California is now in its third year of drought, with almost 80 percent of the state experiencing extreme drought and over a third of the state experiencing what the U.S. Drought Monitor terms “exceptional drought.” That’s the driest it can get.
In January of this year, Governor Jerry Brown declared a state of emergency, urging residents to cut back on their water. After minimal compliance on the part of residents, the State Water Resources Control Board is now considering mandatory water restrictions.
The UC Davis report, funded in part by the California Department of Food and Agriculture and the Department of Water Resources, analyzes the damage done to the state’s agricultural sector. The Great Plains may be America’s breadbasket, but California fills the rest of its pantry. Nearly half of all U.S.-grown fruits, nuts and vegetables come from California’s central valley, and after 30 of the driest months in the state’s history, those crops are suffering.

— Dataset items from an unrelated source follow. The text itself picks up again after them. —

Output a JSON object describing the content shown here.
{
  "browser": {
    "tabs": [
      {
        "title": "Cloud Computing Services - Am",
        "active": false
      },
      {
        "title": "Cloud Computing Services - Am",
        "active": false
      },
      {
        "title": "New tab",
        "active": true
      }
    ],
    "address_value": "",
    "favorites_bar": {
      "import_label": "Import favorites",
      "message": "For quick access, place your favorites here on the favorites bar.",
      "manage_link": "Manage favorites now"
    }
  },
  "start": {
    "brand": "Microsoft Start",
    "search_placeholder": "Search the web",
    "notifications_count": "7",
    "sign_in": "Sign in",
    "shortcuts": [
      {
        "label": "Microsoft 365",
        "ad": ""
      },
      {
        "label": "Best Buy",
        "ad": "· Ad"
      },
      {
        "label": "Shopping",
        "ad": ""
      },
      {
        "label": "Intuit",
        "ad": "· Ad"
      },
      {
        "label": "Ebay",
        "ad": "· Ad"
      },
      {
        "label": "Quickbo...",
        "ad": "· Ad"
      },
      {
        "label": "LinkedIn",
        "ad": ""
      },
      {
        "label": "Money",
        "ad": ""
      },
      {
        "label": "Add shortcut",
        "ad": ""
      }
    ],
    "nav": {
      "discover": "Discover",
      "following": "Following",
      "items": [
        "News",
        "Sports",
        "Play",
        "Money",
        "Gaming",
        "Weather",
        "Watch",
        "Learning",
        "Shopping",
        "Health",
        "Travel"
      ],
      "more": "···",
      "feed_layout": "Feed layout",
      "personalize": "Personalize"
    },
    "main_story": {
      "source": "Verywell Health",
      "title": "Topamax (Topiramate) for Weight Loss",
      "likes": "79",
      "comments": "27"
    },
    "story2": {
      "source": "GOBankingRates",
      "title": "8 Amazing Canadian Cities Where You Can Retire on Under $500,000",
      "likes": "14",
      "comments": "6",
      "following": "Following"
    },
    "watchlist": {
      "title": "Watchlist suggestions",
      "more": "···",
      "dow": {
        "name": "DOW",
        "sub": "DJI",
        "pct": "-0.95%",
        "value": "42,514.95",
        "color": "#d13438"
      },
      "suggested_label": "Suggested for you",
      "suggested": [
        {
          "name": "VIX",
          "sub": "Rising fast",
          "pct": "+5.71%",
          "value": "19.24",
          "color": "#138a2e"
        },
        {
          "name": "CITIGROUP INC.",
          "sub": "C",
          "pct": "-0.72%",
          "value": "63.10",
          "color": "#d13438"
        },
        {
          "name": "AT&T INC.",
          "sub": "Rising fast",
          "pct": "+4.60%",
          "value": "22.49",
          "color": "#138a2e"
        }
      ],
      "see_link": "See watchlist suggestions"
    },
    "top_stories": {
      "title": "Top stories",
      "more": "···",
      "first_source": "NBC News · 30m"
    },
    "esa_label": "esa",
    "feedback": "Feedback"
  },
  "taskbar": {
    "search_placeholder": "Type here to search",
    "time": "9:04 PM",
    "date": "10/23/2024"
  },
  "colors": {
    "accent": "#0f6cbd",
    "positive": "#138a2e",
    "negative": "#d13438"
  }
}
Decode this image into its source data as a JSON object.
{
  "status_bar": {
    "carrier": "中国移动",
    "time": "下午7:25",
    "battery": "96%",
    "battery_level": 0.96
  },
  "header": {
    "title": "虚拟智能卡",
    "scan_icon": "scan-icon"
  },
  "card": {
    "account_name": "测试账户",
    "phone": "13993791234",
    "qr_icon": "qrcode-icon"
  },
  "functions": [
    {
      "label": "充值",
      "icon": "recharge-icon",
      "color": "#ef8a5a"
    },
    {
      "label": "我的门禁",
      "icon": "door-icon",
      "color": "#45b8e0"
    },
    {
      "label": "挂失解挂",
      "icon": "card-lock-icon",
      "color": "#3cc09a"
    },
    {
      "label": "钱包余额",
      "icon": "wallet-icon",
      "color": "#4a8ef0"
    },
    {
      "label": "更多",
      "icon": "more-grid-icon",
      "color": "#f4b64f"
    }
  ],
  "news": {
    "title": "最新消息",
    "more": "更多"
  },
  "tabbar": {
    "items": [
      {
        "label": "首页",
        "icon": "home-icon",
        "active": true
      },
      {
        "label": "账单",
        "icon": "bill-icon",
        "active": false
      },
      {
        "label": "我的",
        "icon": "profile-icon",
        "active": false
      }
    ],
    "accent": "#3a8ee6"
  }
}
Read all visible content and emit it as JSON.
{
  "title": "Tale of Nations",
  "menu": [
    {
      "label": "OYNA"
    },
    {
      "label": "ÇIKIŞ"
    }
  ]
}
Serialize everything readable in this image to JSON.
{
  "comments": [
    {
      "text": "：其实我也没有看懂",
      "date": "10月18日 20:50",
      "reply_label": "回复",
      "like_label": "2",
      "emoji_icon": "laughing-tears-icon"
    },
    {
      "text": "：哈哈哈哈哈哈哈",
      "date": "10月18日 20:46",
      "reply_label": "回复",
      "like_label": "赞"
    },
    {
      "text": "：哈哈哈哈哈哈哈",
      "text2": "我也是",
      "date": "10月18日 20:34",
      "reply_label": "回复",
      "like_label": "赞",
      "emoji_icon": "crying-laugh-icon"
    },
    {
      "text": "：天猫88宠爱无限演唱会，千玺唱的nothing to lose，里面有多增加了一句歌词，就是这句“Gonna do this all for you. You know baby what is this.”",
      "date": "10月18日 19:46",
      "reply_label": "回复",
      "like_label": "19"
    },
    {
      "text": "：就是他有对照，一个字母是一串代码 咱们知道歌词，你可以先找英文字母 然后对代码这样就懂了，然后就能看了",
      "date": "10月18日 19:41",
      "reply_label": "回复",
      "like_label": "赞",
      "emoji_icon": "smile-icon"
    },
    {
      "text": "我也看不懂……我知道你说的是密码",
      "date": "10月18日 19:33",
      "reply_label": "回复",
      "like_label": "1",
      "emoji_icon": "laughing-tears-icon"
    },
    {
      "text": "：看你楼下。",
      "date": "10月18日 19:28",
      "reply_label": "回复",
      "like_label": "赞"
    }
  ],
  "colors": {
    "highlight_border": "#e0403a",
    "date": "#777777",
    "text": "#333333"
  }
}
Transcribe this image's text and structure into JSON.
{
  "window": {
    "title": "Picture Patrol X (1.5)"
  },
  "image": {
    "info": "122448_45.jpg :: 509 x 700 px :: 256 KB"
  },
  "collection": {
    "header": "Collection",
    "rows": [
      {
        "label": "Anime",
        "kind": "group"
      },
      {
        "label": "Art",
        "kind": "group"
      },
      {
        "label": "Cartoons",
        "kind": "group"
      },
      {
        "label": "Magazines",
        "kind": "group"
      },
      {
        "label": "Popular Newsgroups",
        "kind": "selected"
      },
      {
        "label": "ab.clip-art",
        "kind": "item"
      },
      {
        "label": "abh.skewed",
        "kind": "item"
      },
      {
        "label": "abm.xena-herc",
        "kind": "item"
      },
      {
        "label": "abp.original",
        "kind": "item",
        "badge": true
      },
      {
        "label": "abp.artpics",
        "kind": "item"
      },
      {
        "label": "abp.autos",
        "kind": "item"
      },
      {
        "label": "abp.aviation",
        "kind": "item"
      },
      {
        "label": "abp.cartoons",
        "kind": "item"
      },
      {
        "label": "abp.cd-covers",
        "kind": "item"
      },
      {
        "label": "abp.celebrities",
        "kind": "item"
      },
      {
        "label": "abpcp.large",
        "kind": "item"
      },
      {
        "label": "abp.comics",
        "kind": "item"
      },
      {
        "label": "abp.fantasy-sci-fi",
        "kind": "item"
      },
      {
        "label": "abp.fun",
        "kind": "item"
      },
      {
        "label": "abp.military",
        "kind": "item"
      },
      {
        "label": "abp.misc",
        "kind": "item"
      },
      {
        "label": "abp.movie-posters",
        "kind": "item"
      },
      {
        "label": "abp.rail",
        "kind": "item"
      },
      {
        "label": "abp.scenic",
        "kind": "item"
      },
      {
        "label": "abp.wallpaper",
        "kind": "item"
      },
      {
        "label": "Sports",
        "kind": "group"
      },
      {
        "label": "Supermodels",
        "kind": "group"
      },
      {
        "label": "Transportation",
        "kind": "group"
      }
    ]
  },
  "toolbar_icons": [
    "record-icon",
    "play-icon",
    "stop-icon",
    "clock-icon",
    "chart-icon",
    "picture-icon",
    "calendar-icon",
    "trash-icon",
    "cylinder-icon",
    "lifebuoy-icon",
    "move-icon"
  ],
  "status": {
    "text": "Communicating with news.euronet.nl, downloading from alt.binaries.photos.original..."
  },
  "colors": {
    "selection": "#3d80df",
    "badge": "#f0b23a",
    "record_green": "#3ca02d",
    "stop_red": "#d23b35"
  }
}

The report estimates a loss of $810 million from lower crop revenues, $203 million from livestock and dairy losses, and $454 million just from pumping so much more water to feed what’s left. With surface waters – rivers and reservoirs – running at one-third normal strength, farmers are pumping 62 percent more groundwater than usual. This still hasn’t stopped 410,000 acres of the central valley – an area ten times the size of Washington, D.C. – from fallowing.
Workers are also suffering, with over 17,000 seasonal and part-time jobs lost in the process.
Altogether, UC Davis calculates that the drought will cost California $2.2 billion in 2014 alone.